"You mean--you mean--but you can come away!" she cried. "It's not too late yet. You can take yourself out of his reach. Everybody knows that you are brave. What is he to you? You can leave him in this place. I'll go with you anywhere. To any house, to the mountains, to anywhere away. We'll leave this horrible place together and--and--oh, won't you listen to me?" She stretched her hands to him. "Won't you listen?"
He took her hands. "I must stay here."
Her hands clung to his. "No, no, no. There's something else.
There's something better than shedding blood in cold blood. Only think what it means! Only think of having to remember such a thing! Why, it's what they hang people for! It's murder!"
He dropped her hands. "Don't call it that name," he said sternly.
"When there was the choice!" she exclaimed, half to herself, like a person stunned and speaking to the air. "To get ready for it when you have the choice!"
"He did the choosing," answered the Virginian. "Listen to me. Are you listening?" he asked, for her gaze was dull.
She nodded.
"I work hyeh. I belong hyeh. It's my life. If folks came to think I was a coward--"
"Who would think you were a coward?"
"Everybody. My friends would be sorry and ashamed, and my enemies would walk around saying they had always said so. I could not hold up my head again among enemies or friends."
"When it was explained--"
"There'd be nothing to explain. There'd just be the fact." He was nearly angry.
"There is a higher courage than fear of outside opinion," said the New England girl.
Her Southern lover looked at her. "Cert'nly there is. That's what I'm showing in going against yours.
"But if you know that you are brave, and if I know that you are brave, oh, my dear, my dear! what difference does the world make?
How much higher courage to go your own course--"
"I am goin' my own course," he broke in. "Can't yu' see how it must be about a man? It's not for their benefit, friends or enemies, that I have got this thing to do. If any man happened to say I was a thief and I heard about it, would I let him go on spreadin' such a thing of me? Don't I owe my own honesty something better than that? Would I sit down in a corner rubbin' my honesty and whisperin' to it, 'There! there! I know you ain't a thief"? No, seh; not a little bit! What men say about my nature is not just merely an outside thing. For the fact that I let 'em keep on sayin' it is a proof I don't value my nature enough to shield it from their slander and give them their punishment. And that's being a poor sort of a jay."
She had grown very white.
"Can't yu' see how it must be about a man?" he repeated.
"I cannot," she answered, in a voice that scarcely seemed her own. "If I ought to, I cannot. To shed blood in cold blood. When I heard about that last fall,--about the killing of those cattle thieves,--I kept saying to myself: 'He had to do it. It was a public duty.' And lying sleepless I got used to Wyoming being different from Vermont. But this--"she gave a shudder--" when I think of to-morrow, of you and me, and of--If you do this, there can be no to-morrow for you and me."
At these words he also turned white.
"Do you mean--" he asked, and could go no farther.
Nor could she answer him, but turned her head away.
"This would be the end?" he asked.
Her head faintly moved to signify yes.
He stood still, his hand shaking a little. "Will you look at me and say that?" he murmured at length. She did not move. "Can you do it?" he said.
His sweetness made her turn, but could not pierce her frozen resolve. She gazed at him across the great distance of her despair.
"Then it is really so?" he said.
Her lips tried to form words, but failed.

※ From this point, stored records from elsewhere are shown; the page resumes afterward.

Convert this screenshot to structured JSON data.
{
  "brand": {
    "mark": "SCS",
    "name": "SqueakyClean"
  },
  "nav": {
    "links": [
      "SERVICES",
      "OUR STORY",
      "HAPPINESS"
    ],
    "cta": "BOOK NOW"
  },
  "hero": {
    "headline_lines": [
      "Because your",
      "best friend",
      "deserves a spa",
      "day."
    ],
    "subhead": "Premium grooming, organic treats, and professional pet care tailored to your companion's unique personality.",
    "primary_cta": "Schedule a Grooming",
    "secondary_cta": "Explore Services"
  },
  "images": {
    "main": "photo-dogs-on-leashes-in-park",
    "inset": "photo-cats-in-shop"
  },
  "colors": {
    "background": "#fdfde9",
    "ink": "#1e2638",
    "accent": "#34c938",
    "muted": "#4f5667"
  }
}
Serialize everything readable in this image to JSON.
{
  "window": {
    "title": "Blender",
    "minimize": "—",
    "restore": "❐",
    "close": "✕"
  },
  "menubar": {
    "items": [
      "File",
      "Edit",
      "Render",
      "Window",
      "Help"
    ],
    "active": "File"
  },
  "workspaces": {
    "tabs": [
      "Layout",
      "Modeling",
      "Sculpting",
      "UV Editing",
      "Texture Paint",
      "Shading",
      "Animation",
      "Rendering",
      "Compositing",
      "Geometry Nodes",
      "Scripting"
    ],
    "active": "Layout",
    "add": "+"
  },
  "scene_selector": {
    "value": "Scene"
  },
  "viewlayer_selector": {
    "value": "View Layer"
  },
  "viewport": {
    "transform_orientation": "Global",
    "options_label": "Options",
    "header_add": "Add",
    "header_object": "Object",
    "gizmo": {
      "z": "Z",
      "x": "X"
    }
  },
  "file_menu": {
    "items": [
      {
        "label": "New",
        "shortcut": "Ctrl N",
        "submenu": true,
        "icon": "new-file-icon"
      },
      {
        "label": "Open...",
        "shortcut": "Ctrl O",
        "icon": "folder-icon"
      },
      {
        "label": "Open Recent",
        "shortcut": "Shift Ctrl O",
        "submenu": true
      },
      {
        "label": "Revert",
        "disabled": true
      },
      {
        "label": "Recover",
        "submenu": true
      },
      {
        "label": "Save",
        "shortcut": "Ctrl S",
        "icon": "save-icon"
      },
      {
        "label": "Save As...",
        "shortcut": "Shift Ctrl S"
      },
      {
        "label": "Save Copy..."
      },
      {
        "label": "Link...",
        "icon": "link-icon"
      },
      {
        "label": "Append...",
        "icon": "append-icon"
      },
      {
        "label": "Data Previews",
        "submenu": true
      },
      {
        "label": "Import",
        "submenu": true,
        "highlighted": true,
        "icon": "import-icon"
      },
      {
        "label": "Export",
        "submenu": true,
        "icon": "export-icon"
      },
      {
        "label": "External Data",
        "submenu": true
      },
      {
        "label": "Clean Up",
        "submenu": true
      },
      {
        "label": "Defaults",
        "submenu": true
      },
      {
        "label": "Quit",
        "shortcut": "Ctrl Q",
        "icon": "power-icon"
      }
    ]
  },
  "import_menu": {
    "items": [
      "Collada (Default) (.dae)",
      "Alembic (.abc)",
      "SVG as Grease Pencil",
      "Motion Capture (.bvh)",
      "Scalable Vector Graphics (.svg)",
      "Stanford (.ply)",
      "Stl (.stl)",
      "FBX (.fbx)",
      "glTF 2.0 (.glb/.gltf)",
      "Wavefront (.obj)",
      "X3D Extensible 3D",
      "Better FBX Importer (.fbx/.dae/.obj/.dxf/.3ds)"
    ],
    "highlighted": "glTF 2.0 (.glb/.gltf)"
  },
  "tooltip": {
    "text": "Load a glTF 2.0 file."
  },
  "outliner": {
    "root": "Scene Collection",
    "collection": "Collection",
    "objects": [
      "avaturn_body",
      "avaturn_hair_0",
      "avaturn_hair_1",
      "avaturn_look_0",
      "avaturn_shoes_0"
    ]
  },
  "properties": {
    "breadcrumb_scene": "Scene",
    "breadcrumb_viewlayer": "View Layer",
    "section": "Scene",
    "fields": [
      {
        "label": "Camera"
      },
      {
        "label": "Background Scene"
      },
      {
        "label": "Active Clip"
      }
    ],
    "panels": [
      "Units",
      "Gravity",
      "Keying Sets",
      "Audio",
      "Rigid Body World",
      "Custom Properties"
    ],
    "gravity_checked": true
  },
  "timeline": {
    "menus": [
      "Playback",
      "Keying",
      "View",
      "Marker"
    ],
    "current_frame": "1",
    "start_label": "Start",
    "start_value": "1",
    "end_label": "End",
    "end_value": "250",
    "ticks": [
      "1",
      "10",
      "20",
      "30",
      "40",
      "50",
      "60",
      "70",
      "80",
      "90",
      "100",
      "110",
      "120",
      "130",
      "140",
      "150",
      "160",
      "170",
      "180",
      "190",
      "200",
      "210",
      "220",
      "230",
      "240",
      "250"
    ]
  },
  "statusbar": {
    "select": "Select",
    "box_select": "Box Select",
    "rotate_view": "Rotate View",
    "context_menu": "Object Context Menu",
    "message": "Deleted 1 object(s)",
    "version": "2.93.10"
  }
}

He looked out of the window, and saw nothing but shadow. The blue of the mountains was now become a deep purple. Suddenly his hand closed hard.
"Good-by, then," he said.
At that word she was at his feet, clutching him. "For my sake," she begged him. "For my sake."
A tremble passed through his frame. She felt his legs shake as she held them, and, looking up, she saw that his eyes were closed with misery. Then he opened them, and in their steady look she read her answer. He unclasped her hands from holding him, and raised her to her feet.
"I have no right to kiss you any more," he said. And then, before his desire could break him down from this, he was gone, and she was alone.
She did not fall, or totter, but stood motionless. And next--it seemed a moment and it seemed eternity--she heard in the distance a shot, and then two shots. Out of the window she saw people beginning to run. At that she turned and fled to her room, and flung herself face downward upon the floor.
Trampas had departed into solitude from the saloon, leaving behind him his ULTIMATUM. His loud and public threat was town knowledge already, would very likely be county knowledge to-night. Riders would take it with them to entertain distant cabins up the river and down the river; and by dark the stage would go south with the news of it--and the news of its outcome.
For everything would be over by dark. After five years, here was the end coming--coming before dark. Trampas had got up this morning with no such thought. It seemed very strange to look back upon the morning; it lay so distant, so irrevocable. And he thought of how he had eaten his breakfast. How would he eat his supper? For supper would come afterward. Some people were eating theirs now, with nothing like this before them. His heart ached and grew cold to think of them, easy and comfortable with plates and cups of coffee.